The Verizon SPD warned that certain benefits offset long-term disability benefits, including “pension plan benefits from a Verizon pension plan if you elect to receive them.” The case turned on the phrase “elect to receive.” Because I am sending this email, you may be guessing (correctly) that the 5th Circuit held that because the pension benefits were rolled over into an IRA, Thomason did not “receive” them. Thus, MetLife could not offset those pension benefits.
The 5th Circuit noted that SPDs are to be "written in a manner calculated to be understood by the average plan participant, and sufficiently accurate and comprehensive to reasonably apprise such participants and beneficiaries of their rights and obligations under the plan.”
The Court went on to explain that an SPD is ambiguous “when a reasonable plan participant could not read the summary plan description and know with any degree of certainty which conflicting inference should control and would have to refer to the actual policy for clarification.” The appellate court held that this phrase in the SPD was ambiguous and should be interpreted against the plan.

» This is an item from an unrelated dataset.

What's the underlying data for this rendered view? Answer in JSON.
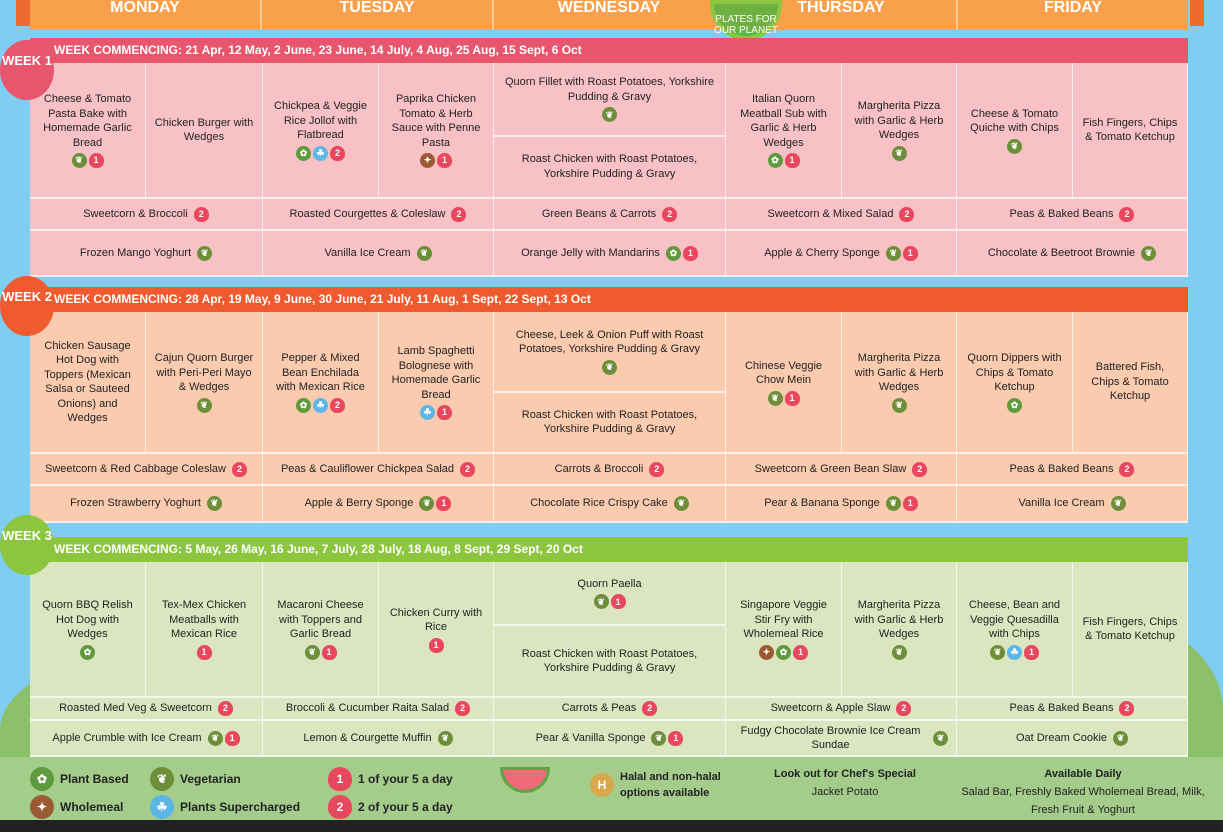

You might ask, “But if the plan granted the administrator discretion, should not the court defer to the administrator’s interpretation of the phrase and apply the arbitrary and capricious standard of review?” The court explained that it was not basing its decision upon the interpretation of the plan (which had the same language as the SPD). Rather, it based its decision upon the ambiguity of the SPD. Relying upon Koehler v. Aetna Health Inc., 683 F.3d 182 (5th Cir. 2012), the 5th Circuit held:
Under our precedent, the question is not whether the claims administrator or a court selected an appropriate definition of “elect to receive” that the beneficiary failed to correctly guess. The inquiry is whether the Summary Plan Description was “written in a manner calculated to be understood by the average plan participant,” and “sufficiently accurate and comprehensive to reasonably apprise such participants and beneficiaries of their rights and obligations under the plan.”
I have read many SPDs. Many of them use the same or similar language, explaining that pension benefits the participant “receives” will be offset. In light of Thomason, you may wish to change the language of your plans and your SPDs.
Rick Pautler is a partner in Thompson Coburn's Employee Benefits practice.